Rabu, 13 Maret 2013

ACEH GAYO

Akhirnya aku pilih pesawat yang brangkat subuh dari Jakarta menuju Banda Aceh.  Kebetulan sejak ditutupnya Batavia air, pesawat Lion yang biasanya berangkat agak siangan dari Jakarta langsung ke Aceh, dalam bulan Februari 2013 tidak terbang. Jadi agar bisa sampai di Aceh tengah hari, harus naik Garuda yang transit di Medan.  Perjalanan Jakarta ke Aceh yang biasanya di tempuh dalam waktu 3 jam kurang, menjadi lebih panjang sekitar 4 jam 30 menit.  Dan yang bikin malas sebetulnya karena harus turun naik pesawatnya.  Maklum sampai sekarang, setiap proses pesawat turun ataupun naik, hati ini masih belum bisa kompromi.  Denyut jantung terasa lebih cepat, dan perasaan was-was tidak bisa dihilangkan.

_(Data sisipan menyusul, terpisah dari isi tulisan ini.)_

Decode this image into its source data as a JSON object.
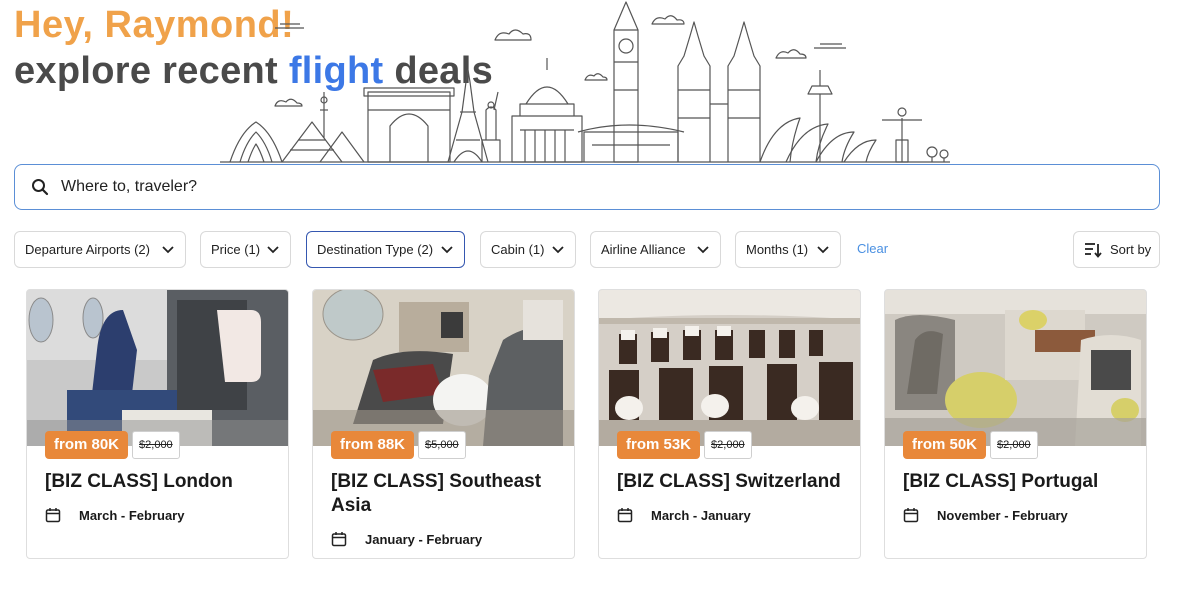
{
  "hero": {
    "greeting": "Hey, Raymond!",
    "headline_pre": "explore recent ",
    "headline_accent": "flight",
    "headline_post": " deals",
    "greeting_color": "#f0a24a",
    "accent_color": "#3c78e6"
  },
  "search": {
    "icon": "search-icon",
    "placeholder": "Where to, traveler?"
  },
  "filters": {
    "chips": [
      {
        "label": "Departure Airports (2)",
        "active": false
      },
      {
        "label": "Price (1)",
        "active": false
      },
      {
        "label": "Destination Type (2)",
        "active": true
      },
      {
        "label": "Cabin (1)",
        "active": false
      },
      {
        "label": "Airline Alliance",
        "active": false
      },
      {
        "label": "Months (1)",
        "active": false
      }
    ],
    "clear_label": "Clear",
    "sort_label": "Sort by",
    "active_border_color": "#3557b0"
  },
  "cards": [
    {
      "price": "from 80K",
      "was": "$2,000",
      "title": "[BIZ CLASS] London",
      "dates": "March - February"
    },
    {
      "price": "from 88K",
      "was": "$5,000",
      "title": "[BIZ CLASS] Southeast Asia",
      "dates": "January - February"
    },
    {
      "price": "from 53K",
      "was": "$2,000",
      "title": "[BIZ CLASS] Switzerland",
      "dates": "March - January"
    },
    {
      "price": "from 50K",
      "was": "$2,000",
      "title": "[BIZ CLASS] Portugal",
      "dates": "November - February"
    }
  ],
  "colors": {
    "price_badge": "#e8883a",
    "link": "#4a90e2"
  }
}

Hari itu aku akan melakukan perjalanan ke Takengon, kira-kira  7 jam perjalanan dari  Banda Aceh. Menurut kang Omang, saudaraku satu daerah yang kebetulan menjadi Bos besar disana, perjalanannya akan melewati Sigli kira-kira 2 jam, dari Sigli ke Bieureun kira-kira 2 jam, lalu masuk ke jalur tengah dari Biereun arah Takengon kira-kira 3 jam.  Sehingga diusahakan pake pesawat pagi agar tidak kemalaman di jalan.  Perjalanan dari Banda Aceh sampai Bieureun menyusuri pantai timur Aceh. Jalannya lumayan lurus dan besar, hanya sekitar 25 kilometer sebelum masuk kota Sigli jalanan lumayan berbelok naik turun menembus pegunungan Seulawah.  Seulawah pernah ngetop karena jaman perjuangan dahulu pernah dijadikan nama pesawat terbang perintis di Indonesia.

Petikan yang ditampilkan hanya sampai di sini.